А вот этот дом, весь расписной, из белых и красных кирпичиков, чем-то напоминает чернобровую Паню, когда она в праздник нарядится в яркую, расшитую кофту. Он веселый и приветливый, Соне очень хотелось бы войти туда. Но Бартоны живут дальше, в ничем не замечательном сером доме, на третьем этаже. Соня поднималась по узкой каменной лестнице и тихонько стучала в дверь — до звонка она дотянуться не могла. Дверь открывалась, седая полная старуха — бабушка Бартон — принимала у Сони бидончик. Соня стояла на площадке у закрытой двери и ждала, когда бабушка вынесет ей пустой бидончик, и уходила обратно. Денег Бартоны ей не платили — они брали молоко в кредит, то есть в долг.
Соня уже не тяготилась этой своей обязанностью, она привыкла к ней и как-то не замечала ее.
Однажды, возвращаясь с пустым бидончиком, Соня увидела что-то новое в своем дворе. У серого флигеля стоял полок с вещами — приехали еще какие-то жильцы. По вещам Соня сразу увидела, что это «богатые». У них был гардероб и мягкий синий диван с валиками и подушками.
Лизка и Коська были уже тут.
— Всю квартиру занимают, — в восторге прохрипела Лизка, — три комнаты!
Очень хотелось посмотреть на новых жильцов. Но мама увидела ее в окно из сеней и позвала чай пить:
— Где ты там пропала? Уж я думала — случилось что!
Если запоздаешь на минуту, маме уже кажется, что обязательно что-нибудь случилось.

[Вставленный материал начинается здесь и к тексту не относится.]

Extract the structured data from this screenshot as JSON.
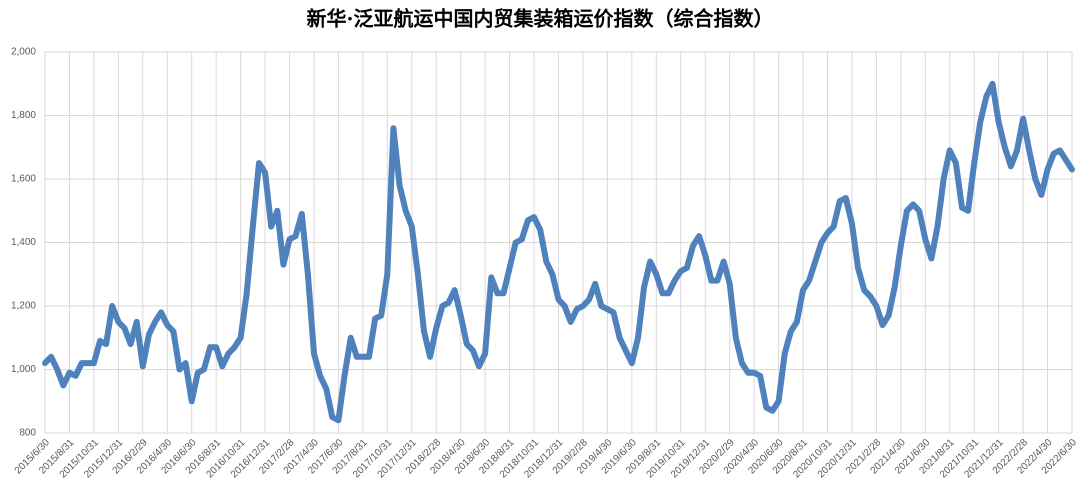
{
  "chart_data": {
    "type": "line",
    "title": "新华·泛亚航运中国内贸集装箱运价指数（综合指数）",
    "categories": [
      "2015/6/30",
      null,
      null,
      null,
      "2015/8/31",
      null,
      null,
      null,
      "2015/10/31",
      null,
      null,
      null,
      "2015/12/31",
      null,
      null,
      null,
      "2016/2/29",
      null,
      null,
      null,
      "2016/4/30",
      null,
      null,
      null,
      "2016/6/30",
      null,
      null,
      null,
      "2016/8/31",
      null,
      null,
      null,
      "2016/10/31",
      null,
      null,
      null,
      "2016/12/31",
      null,
      null,
      null,
      "2017/2/28",
      null,
      null,
      null,
      "2017/4/30",
      null,
      null,
      null,
      "2017/6/30",
      null,
      null,
      null,
      "2017/8/31",
      null,
      null,
      null,
      "2017/10/31",
      null,
      null,
      null,
      "2017/12/31",
      null,
      null,
      null,
      "2018/2/28",
      null,
      null,
      null,
      "2018/4/30",
      null,
      null,
      null,
      "2018/6/30",
      null,
      null,
      null,
      "2018/8/31",
      null,
      null,
      null,
      "2018/10/31",
      null,
      null,
      null,
      "2018/12/31",
      null,
      null,
      null,
      "2019/2/28",
      null,
      null,
      null,
      "2019/4/30",
      null,
      null,
      null,
      "2019/6/30",
      null,
      null,
      null,
      "2019/8/31",
      null,
      null,
      null,
      "2019/10/31",
      null,
      null,
      null,
      "2019/12/31",
      null,
      null,
      null,
      "2020/2/29",
      null,
      null,
      null,
      "2020/4/30",
      null,
      null,
      null,
      "2020/6/30",
      null,
      null,
      null,
      "2020/8/31",
      null,
      null,
      null,
      "2020/10/31",
      null,
      null,
      null,
      "2020/12/31",
      null,
      null,
      null,
      "2021/2/28",
      null,
      null,
      null,
      "2021/4/30",
      null,
      null,
      null,
      "2021/6/30",
      null,
      null,
      null,
      "2021/8/31",
      null,
      null,
      null,
      "2021/10/31",
      null,
      null,
      null,
      "2021/12/31",
      null,
      null,
      null,
      "2022/2/28",
      null,
      null,
      null,
      "2022/4/30",
      null,
      null,
      null,
      "2022/6/30"
    ],
    "values": [
      1020,
      1040,
      1000,
      950,
      990,
      980,
      1020,
      1020,
      1020,
      1090,
      1080,
      1200,
      1150,
      1130,
      1080,
      1150,
      1010,
      1110,
      1150,
      1180,
      1140,
      1120,
      1000,
      1020,
      900,
      990,
      1000,
      1070,
      1070,
      1010,
      1050,
      1070,
      1100,
      1240,
      1450,
      1650,
      1620,
      1450,
      1500,
      1330,
      1410,
      1420,
      1490,
      1300,
      1050,
      980,
      940,
      850,
      840,
      980,
      1100,
      1040,
      1040,
      1040,
      1160,
      1170,
      1300,
      1760,
      1580,
      1500,
      1450,
      1300,
      1120,
      1040,
      1130,
      1200,
      1210,
      1250,
      1170,
      1080,
      1060,
      1010,
      1050,
      1290,
      1240,
      1240,
      1320,
      1400,
      1410,
      1470,
      1480,
      1440,
      1340,
      1300,
      1220,
      1200,
      1150,
      1190,
      1200,
      1220,
      1270,
      1200,
      1190,
      1180,
      1100,
      1060,
      1020,
      1100,
      1260,
      1340,
      1300,
      1240,
      1240,
      1280,
      1310,
      1320,
      1390,
      1420,
      1360,
      1280,
      1280,
      1340,
      1270,
      1100,
      1020,
      990,
      990,
      980,
      880,
      870,
      900,
      1050,
      1120,
      1150,
      1250,
      1280,
      1340,
      1400,
      1430,
      1450,
      1530,
      1540,
      1460,
      1320,
      1250,
      1230,
      1200,
      1140,
      1170,
      1260,
      1390,
      1500,
      1520,
      1500,
      1410,
      1350,
      1450,
      1600,
      1690,
      1650,
      1510,
      1500,
      1650,
      1780,
      1860,
      1900,
      1780,
      1700,
      1640,
      1690,
      1790,
      1690,
      1600,
      1550,
      1630,
      1680,
      1690,
      1660,
      1630
    ],
    "color": "#4f81bd",
    "ylim": [
      800,
      2000
    ],
    "yticks": [
      800,
      {
        "value": 1000,
        "label": "1,000"
      },
      {
        "value": 1200,
        "label": "1,200"
      },
      {
        "value": 1400,
        "label": "1,400"
      },
      {
        "value": 1600,
        "label": "1,600"
      },
      {
        "value": 1800,
        "label": "1,800"
      },
      {
        "value": 2000,
        "label": "2,000"
      }
    ],
    "grid": true
  }
}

После чая Соня тут же побежала посмотреть, кто приехал. У подводы стоял белокурый господин в пиджаке, при галстуке. Он расплачивался с извозчиком, держа в руке портмоне. Ребятишки, сбившись в кучку, рассматривали его. Соня подбежала к Лизке и тоже стала рассматривать нового жильца. Но он не замечал их. А когда случайно взглянул в их сторону, ребятишки притихли — такие строгие и холодные были у него глаза.
— Это отец ихний… — прошептала Лизка. — Семенов. Он подрядчик.
— Какой подрядчик? — спросила Соня.
— А я почем знаю какой! Это Федор прачке Пане рассказывал. А я слышала. Богатый! И дети у них — две девочки.
У Сони, словно от какого-то недоброго предчувствия, стало тревожно на душе. Чужие девочки у них во дворе — как-то они будут дружить с ними…
Вскоре извозчик уехал, Семенов ушел. А во двор выбежали две девочки, сестры Семеновы. С ними вышла их мать, красивая, затянутая в корсет, с узкими черными глазами и с ямочками на щеках. Она оглянулась вокруг и сказала с недоброй усмешкой:
— Да… заехали! Надо бы хуже, да некуда. — А потом поглядела на ребятишек: — Чумазые… оборванцы какие-то. Да, заехали!
И, покачав головой, ушла наверх.
Сестры Семеновы остались во дворе — чистенькие, белолицые, в отглаженных платьицах. Старшая, с длинными белокурыми косами, была очень похожа на мать: такой же тонкий нос с горбинкой, те же узкие насмешливые глаза, только не черные, а светло-серые, как у отца, тот же тонкий рот и ямочки на щеках.